The lone recovered book in question, called Bunny Blue, is no masterpiece, by anyone’s standards. It was published in the forties, and it’s incredibly dated, both in its saccharine illustrations and its leaden text. But I can’t dismiss it completely, as it played such an important role in my life as a reader. As my mother tells it, she was reading the book to me one day, and I began to read the words out loud along with her. I was three at the time, so this moment was deemed extraordinary. I’ve wondered (as I am sure you’re wondering) if I wasn’t just reciting from memory a story I’d heard over and over so many times. But it turns out I quickly went on to read other things. My grandmother tells the story of how my grandfather doubted my reading prowess, so she had him point out a street sign when we were all in the car one day, and I correctly responded, “Slippery When Wet.” Going to the grocery store with my grandmother was like a game to me, where she would give me her list and I’d find all the items on it, using my newfound talent for reading the labels.

Soon after this, my parents had me tested, and it was determined that I would start kindergarten early. While most kids enter school after they’ve turned five, I had just turned four a few weeks before my first day. I was SO EXCITED to start school. Each day, the summer before, I’d ask my parents if it was time to go yet. I didn’t really understand that my age set me apart from the other kids, until we all got to talking about how old we were, and when I said I was only four, my classmates told me I was a baby who didn’t belong. Perhaps this is where my lifelong inferiority complex began.

During our playtime, I would often draw, using wide sheets of soft, pulpy, grayish paper. I didn’t like coloring in my designs — I just liked the way the black crayon looked against the light(ish) paper. But I’d often abandon each creation before it was completed, sometimes after just one line or squiggle. At some point, the kindergarten teacher or her assistant took me aside, and questioned me about my drawings. Evidently, on the back of each one, I always wrote the same word, in all capital letters: JUNK. It’s amazing (and more than a little bit tragic), how that harsh self-criticism was festering in me at such a young age, and how I’m still that kid, eager to make my mark, yet always berating myself for falling short of an imagined, impossible standard of perfection. In many ways, the critical voice in my head has been more pervasive and aggressive and debilitating than any physical malignancy I’ve faced. It’s a constant struggle to remind myself that the real JUNK is the voice in my head that tells me I’m not good enough.

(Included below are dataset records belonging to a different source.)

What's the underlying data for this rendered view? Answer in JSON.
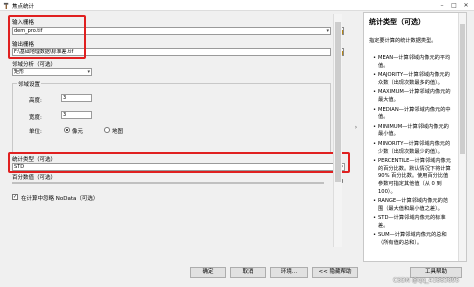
{
  "window": {
    "title": "焦点统计"
  },
  "form": {
    "input_raster_label": "输入栅格",
    "input_raster_value": "dem_pro.tif",
    "output_raster_label": "输出栅格",
    "output_raster_value": "F:\\基础地理数据\\标准差.tif",
    "neighborhood_label": "邻域分析（可选）",
    "neighborhood_value": "矩形",
    "neighborhood_settings_label": "邻域设置",
    "height_label": "高度:",
    "height_value": "3",
    "width_label": "宽度:",
    "width_value": "3",
    "units_label": "单位:",
    "unit_cell": "像元",
    "unit_map": "地图",
    "stat_type_label": "统计类型（可选）",
    "stat_type_value": "STD",
    "percentile_label": "百分数值（可选）",
    "percentile_value": "90",
    "ignore_nodata_label": "在计算中忽略 NoData（可选）",
    "ignore_nodata_checked": true
  },
  "help": {
    "title": "统计类型（可选）",
    "intro": "指定要计算的统计数据类型。",
    "items": [
      "MEAN—计算邻域内像元的平均值。",
      "MAJORITY—计算邻域内像元的众数（出现次数最多的值）。",
      "MAXIMUM—计算邻域内像元的最大值。",
      "MEDIAN—计算邻域内像元的中值。",
      "MINIMUM—计算邻域内像元的最小值。",
      "MINORITY—计算邻域内像元的少数（出现次数最少的值）。",
      "PERCENTILE—计算邻域内像元的百分比数。默认情况下将计算 90% 百分比数。使用百分比值参数可指定其他值（从 0 到 100）。",
      "RANGE—计算邻域内像元的范围（最大值和最小值之差）。",
      "STD—计算邻域内像元的标准差。",
      "SUM—计算邻域内像元的总和（所有值的总和）。"
    ]
  },
  "buttons": {
    "ok": "确定",
    "cancel": "取消",
    "env": "环境...",
    "hide_help": "<< 隐藏帮助",
    "tool_help": "工具帮助"
  },
  "watermark": "CSDN @qq_41883895",
  "colors": {
    "highlight_border": "#e02020"
  }
}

Do you judge yourself too harshly? Has it been a lifelong thing, or a recent phenomenon? How do you silence that critical voice?

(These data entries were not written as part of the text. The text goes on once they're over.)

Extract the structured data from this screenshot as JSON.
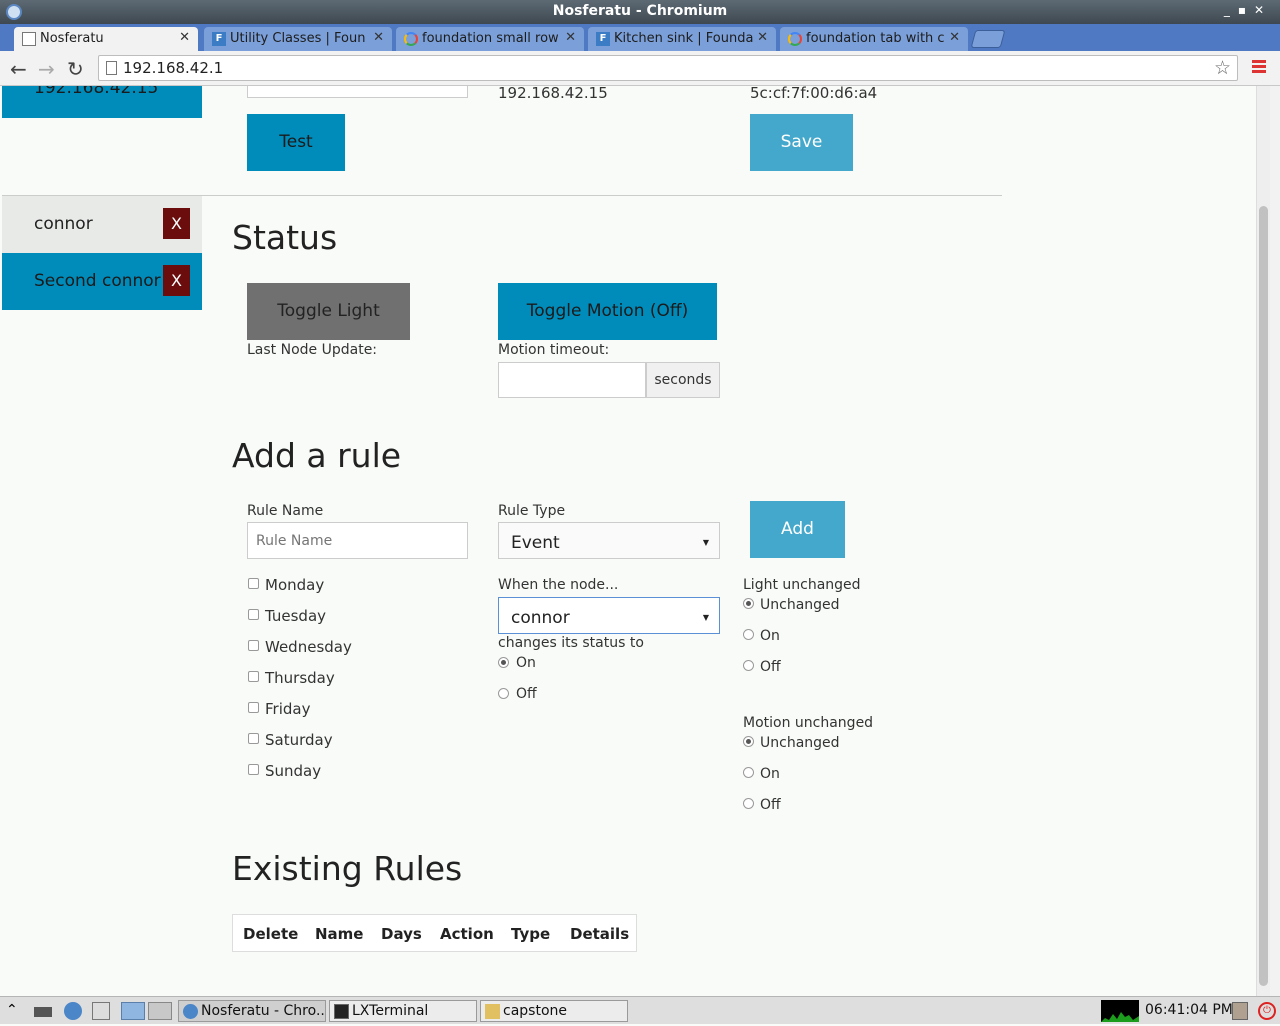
{
  "window": {
    "title": "Nosferatu - Chromium"
  },
  "tabs": [
    {
      "label": "Nosferatu",
      "icon": "page-icon"
    },
    {
      "label": "Utility Classes | Foun",
      "icon": "foundation-icon"
    },
    {
      "label": "foundation small row",
      "icon": "google-icon"
    },
    {
      "label": "Kitchen sink | Founda",
      "icon": "foundation-icon"
    },
    {
      "label": "foundation tab with c",
      "icon": "google-icon"
    }
  ],
  "toolbar": {
    "url": "192.168.42.1"
  },
  "sidebar": {
    "top_partial": "192.168.42.15",
    "items": [
      {
        "label": "connor",
        "delete": "X"
      },
      {
        "label": "Second connor",
        "delete": "X"
      }
    ]
  },
  "node_config": {
    "ip": "192.168.42.15",
    "mac": "5c:cf:7f:00:d6:a4",
    "test_label": "Test",
    "save_label": "Save"
  },
  "status": {
    "heading": "Status",
    "toggle_light": "Toggle Light",
    "toggle_motion": "Toggle Motion (Off)",
    "last_update_label": "Last Node Update:",
    "motion_timeout_label": "Motion timeout:",
    "seconds_label": "seconds"
  },
  "add_rule": {
    "heading": "Add a rule",
    "rule_name_label": "Rule Name",
    "rule_name_placeholder": "Rule Name",
    "rule_type_label": "Rule Type",
    "rule_type_value": "Event",
    "add_label": "Add",
    "days": [
      "Monday",
      "Tuesday",
      "Wednesday",
      "Thursday",
      "Friday",
      "Saturday",
      "Sunday"
    ],
    "when_label": "When the node...",
    "node_value": "connor",
    "changes_label": "changes its status to",
    "status_options": [
      "On",
      "Off"
    ],
    "light_label": "Light unchanged",
    "light_options": [
      "Unchanged",
      "On",
      "Off"
    ],
    "motion_label": "Motion unchanged",
    "motion_options": [
      "Unchanged",
      "On",
      "Off"
    ]
  },
  "existing_rules": {
    "heading": "Existing Rules",
    "columns": [
      "Delete",
      "Name",
      "Days",
      "Action",
      "Type",
      "Details"
    ]
  },
  "taskbar": {
    "windows": [
      "Nosferatu - Chro...",
      "LXTerminal",
      "capstone"
    ],
    "clock": "06:41:04 PM"
  },
  "colors": {
    "primary": "#008cba",
    "light_blue": "#43a8cb",
    "gray_button": "#6f706f",
    "delete_red": "#6b0d0d"
  }
}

REMINDER: If you’re up for some Halloween fun, I’ll be reading some spooky stories at Burnside Park in Providence tomorrow, October 26, from 10:30am to 12:30pm. Details here

2 thoughts on “JUNK

  1. I know exactly what you are talking about, I am always my worst critic. Not sure when it started or where it comes from, I certainly don’t recall others telling me things weren’t good enough growing up.